The animal with trinitrobenzene sulfonic acid (TNBS) and DSS-induced colitis, which are common mechanisms of the pathogenesis of UC, always serves as study model of IBD (24, 25). The similar clinical symptoms and pathological developments display in UC humans and colitis mice, where the mice is treated with DSS. DSS has a direct toxic effect on the intestinal epithelium, which can lead to the erosion of the intestinal epithelium, eventually destroying completeness of the mucosal barrier (26). So, the colitis model was established by injecting DSS solution into normal mice. The improvement in the physical barrier with Gln is studied to evaluate the effects in this research. In this study, DSS can make colon shortening, weight loss and DAI, which are the routine clinical indicators. Following the administration of different medications, the symptoms of colitis in mice were relieved, and the Gln shows a similar therapeutic effect with 5-ASA, a positive therapeutic agent for colitis treatment. Inflammatory response is related with histopathologic damage (27); it has been revealed that Gln combined with LY294002 has protected the mice against mucosal erosion, goblet cell loss, neutrophil infiltration, lymphocytosis, and loss of crypts caused by DSS-induced colitis. These results suggested that the inhibition of PI3K/Akt signaling pathway can enhance the protective effect of Gln on DSS-induced colitis in mice.

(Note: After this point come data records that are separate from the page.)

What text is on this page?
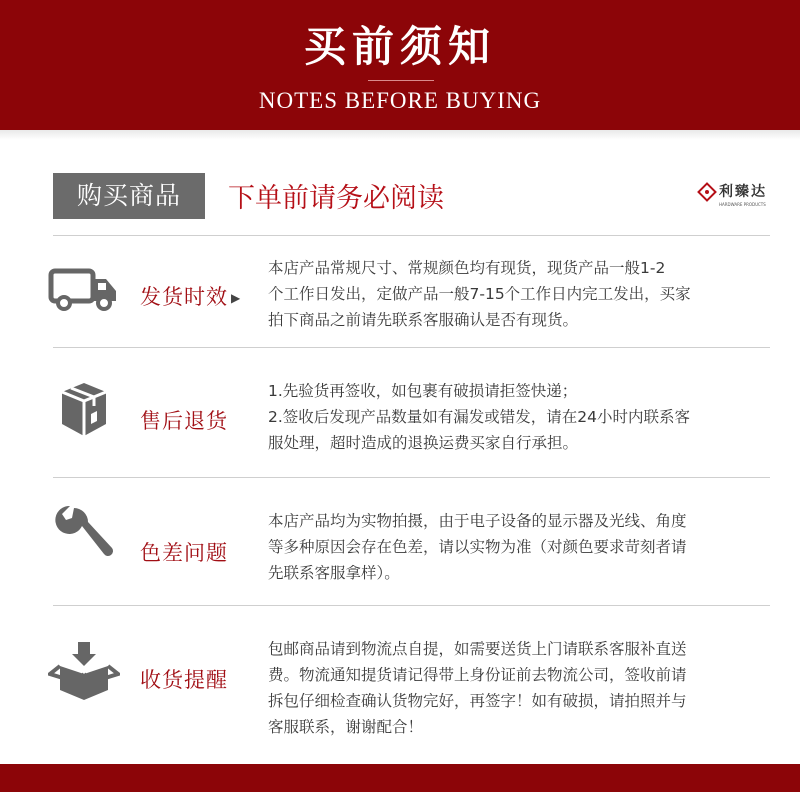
买前须知
NOTES BEFORE BUYING
购买商品	下单前请务必阅读	利臻达
HARDWARE PRODUCTS
发货时效 ▶
本店产品常规尺寸、常规颜色均有现货，现货产品一般1-2
个工作日发出，定做产品一般7-15个工作日内完工发出，买家
拍下商品之前请先联系客服确认是否有现货。
售后退货
1.先验货再签收，如包裹有破损请拒签快递；
2.签收后发现产品数量如有漏发或错发，请在24小时内联系客
服处理，超时造成的退换运费买家自行承担。
色差问题
本店产品均为实物拍摄，由于电子设备的显示器及光线、角度
等多种原因会存在色差，请以实物为准（对颜色要求苛刻者请
先联系客服拿样）。
收货提醒
包邮商品请到物流点自提，如需要送货上门请联系客服补直送
费。物流通知提货请记得带上身份证前去物流公司，签收前请
拆包仔细检查确认货物完好，再签字！如有破损，请拍照并与
客服联系，谢谢配合！
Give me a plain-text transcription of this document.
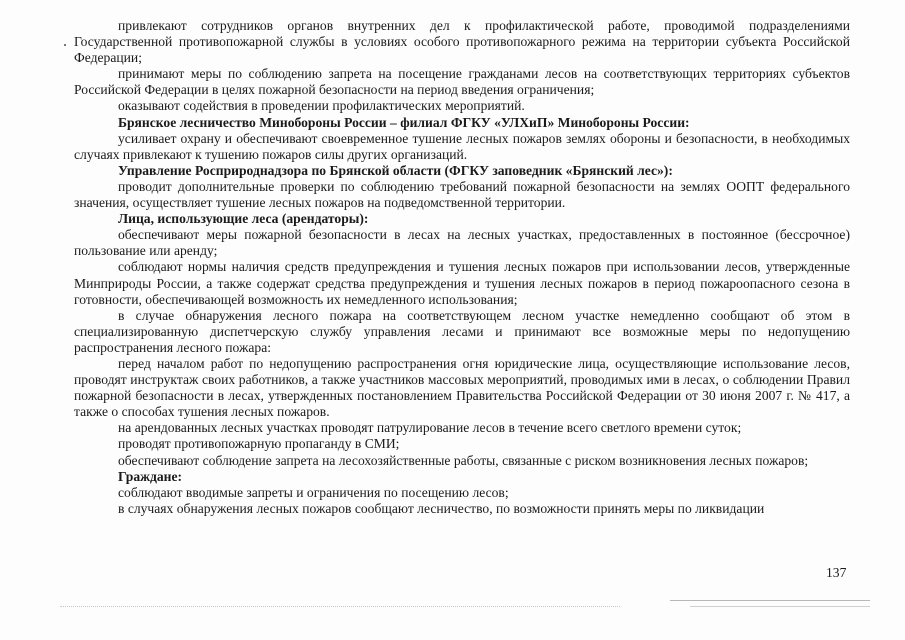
привлекают сотрудников органов внутренних дел к профилактической работе, проводимой подразделениями Государственной противопожарной службы в условиях особого противопожарного режима на территории субъекта Российской Федерации;

принимают меры по соблюдению запрета на посещение гражданами лесов на соответствующих территориях субъектов Российской Федерации в целях пожарной безопасности на период введения ограничения;

оказывают содействия в проведении профилактических мероприятий.

Брянское лесничество Минобороны России – филиал ФГКУ «УЛХиП» Минобороны России:

усиливает охрану и обеспечивают своевременное тушение лесных пожаров землях обороны и безопасности, в необходимых случаях привлекают к тушению пожаров силы других организаций.

Управление Росприроднадзора по Брянской области (ФГКУ заповедник «Брянский лес»):

проводит дополнительные проверки по соблюдению требований пожарной безопасности на землях ООПТ федерального значения, осуществляет тушение лесных пожаров на подведомственной территории.

Лица, использующие леса (арендаторы):

обеспечивают меры пожарной безопасности в лесах на лесных участках, предоставленных в постоянное (бессрочное) пользование или аренду;

соблюдают нормы наличия средств предупреждения и тушения лесных пожаров при использовании лесов, утвержденные Минприроды России, а также содержат средства предупреждения и тушения лесных пожаров в период пожароопасного сезона в готовности, обеспечивающей возможность их немедленного использования;

в случае обнаружения лесного пожара на соответствующем лесном участке немедленно сообщают об этом в специализированную диспетчерскую службу управления лесами и принимают все возможные меры по недопущению распространения лесного пожара:

перед началом работ по недопущению распространения огня юридические лица, осуществляющие использование лесов, проводят инструктаж своих работников, а также участников массовых мероприятий, проводимых ими в лесах, о соблюдении Правил пожарной безопасности в лесах, утвержденных постановлением Правительства Российской Федерации от 30 июня 2007 г. № 417, а также о способах тушения лесных пожаров.

на арендованных лесных участках проводят патрулирование лесов в течение всего светлого времени суток;

проводят противопожарную пропаганду в СМИ;

обеспечивают соблюдение запрета на лесохозяйственные работы, связанные с риском возникновения лесных пожаров;

Граждане:

соблюдают вводимые запреты и ограничения по посещению лесов;

в случаях обнаружения лесных пожаров сообщают лесничество, по возможности принять меры по ликвидации

137
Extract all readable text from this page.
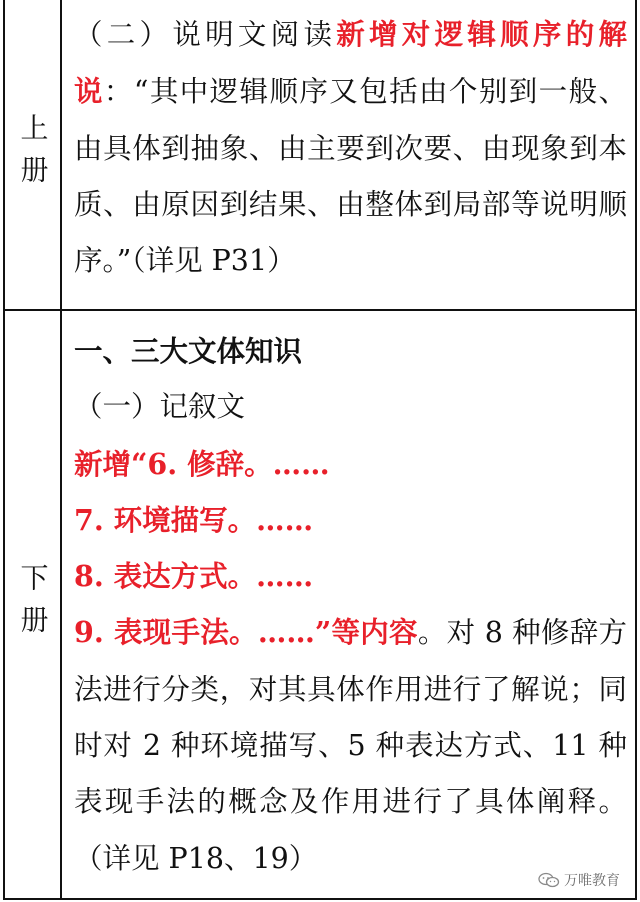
上册

（二）说明文阅读新增对逻辑顺序的解说：“其中逻辑顺序又包括由个别到一般、由具体到抽象、由主要到次要、由现象到本质、由原因到结果、由整体到局部等说明顺序。”（详见 P31）

下册
一、三大文体知识
（一）记叙文
新增“6. 修辞。……
7. 环境描写。……
8. 表达方式。……

9. 表现手法。……”等内容。对 8 种修辞方法进行分类，对其具体作用进行了解说；同时对 2 种环境描写、5 种表达方式、11 种表现手法的概念及作用进行了具体阐释。（详见 P18、19）

万唯教育
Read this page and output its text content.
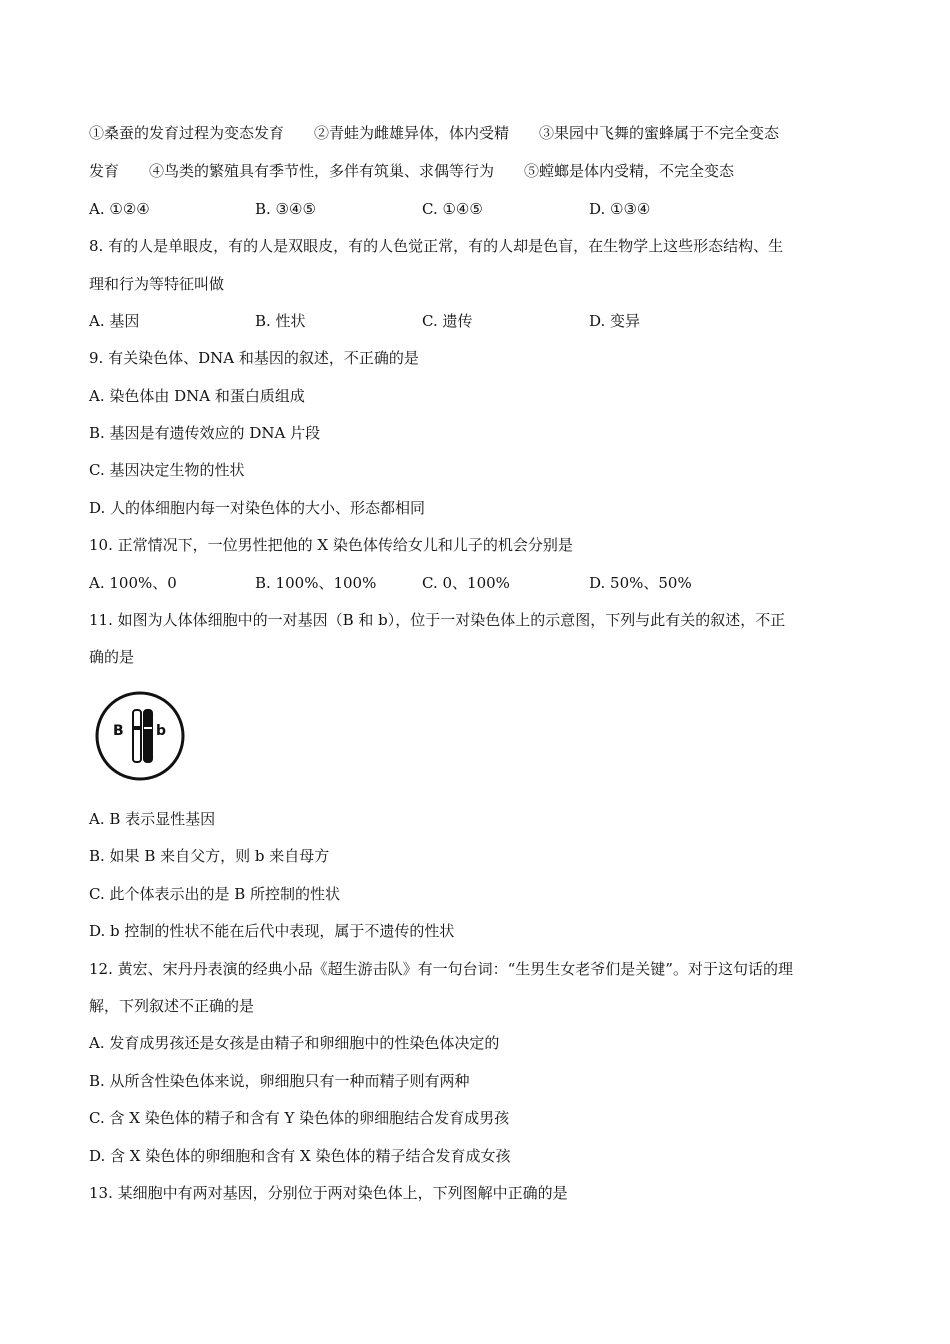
①桑蚕的发育过程为变态发育　　②青蛙为雌雄异体，体内受精　　③果园中飞舞的蜜蜂属于不完全变态
发育　　④鸟类的繁殖具有季节性，多伴有筑巢、求偶等行为　　⑤螳螂是体内受精，不完全变态
A. ①②④	B. ③④⑤	C. ①④⑤	D. ①③④
8. 有的人是单眼皮，有的人是双眼皮，有的人色觉正常，有的人却是色盲，在生物学上这些形态结构、生
理和行为等特征叫做
A. 基因	B. 性状	C. 遗传	D. 变异
9. 有关染色体、DNA 和基因的叙述，不正确的是
A. 染色体由 DNA 和蛋白质组成
B. 基因是有遗传效应的 DNA 片段
C. 基因决定生物的性状
D. 人的体细胞内每一对染色体的大小、形态都相同
10. 正常情况下，一位男性把他的 X 染色体传给女儿和儿子的机会分别是
A. 100%、0	B. 100%、100%	C. 0、100%	D. 50%、50%
11. 如图为人体体细胞中的一对基因（B 和 b），位于一对染色体上的示意图，下列与此有关的叙述，不正
确的是
B b
A. B 表示显性基因
B. 如果 B 来自父方，则 b 来自母方
C. 此个体表示出的是 B 所控制的性状
D. b 控制的性状不能在后代中表现，属于不遗传的性状
12. 黄宏、宋丹丹表演的经典小品《超生游击队》有一句台词：“生男生女老爷们是关键”。对于这句话的理
解，下列叙述不正确的是
A. 发育成男孩还是女孩是由精子和卵细胞中的性染色体决定的
B. 从所含性染色体来说，卵细胞只有一种而精子则有两种
C. 含 X 染色体的精子和含有 Y 染色体的卵细胞结合发育成男孩
D. 含 X 染色体的卵细胞和含有 X 染色体的精子结合发育成女孩
13. 某细胞中有两对基因，分别位于两对染色体上，下列图解中正确的是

Gln is a non-essential amino acid, but it acts a pivotal part in the survival and growth of intestinal cells. The stress can be effectively relieved with Gln, which leads to evident reduction of inflammation and oxidative stress for treating intestinal diseases (11, 28). Oxidative stress can activate macrophages and neutrophils due to pro-inflammatory factors entering the colon, which produces superoxide and ROS (29). The present study revealed that the Gln combined with LY294002 restored DSS-induced colitis mice with reducing GSH-Px activity, SOD, and increasing MDA content, which cause the enhancement of antioxidant capacity in Gln with inhibiting PI3K/Akt signaling pathway. PI3K is an intracellular phosphatidylinositol kinase, which produces the second messengers of inositol lipid substances (30). PI3K has a direct downstream target, which is called Akt (31). Huang et al. (15) reported that the PI3K/Akt signaling pathway has a positive correlation with UC through regulating and releasing pro-inflammatory cytokines such as tumor necrosis factor -alpha (TNF-a). Worou et al. (32) reported that Hemin reduces cardiac oxidative stress in systemic hypertension mice through the PI3K/Akt signaling pathway. Therefore, the present study speculated that Gln could treat mice with UC by anti-oxidative stress with the PI3K/Akt signaling pathway.

Conclusion

The findings of present study suggest that Gln could protect against oxidative stress-induced injury in colitis mice through inhibiting the PI3K/Akt signaling pathway. This study may provide potential therapeutic strategies for the future treatment of colitis and a possible effect for Gln to improve colitis. Considering the complexity of the pathogenesis of UC, further efforts are needed to confirm this finding.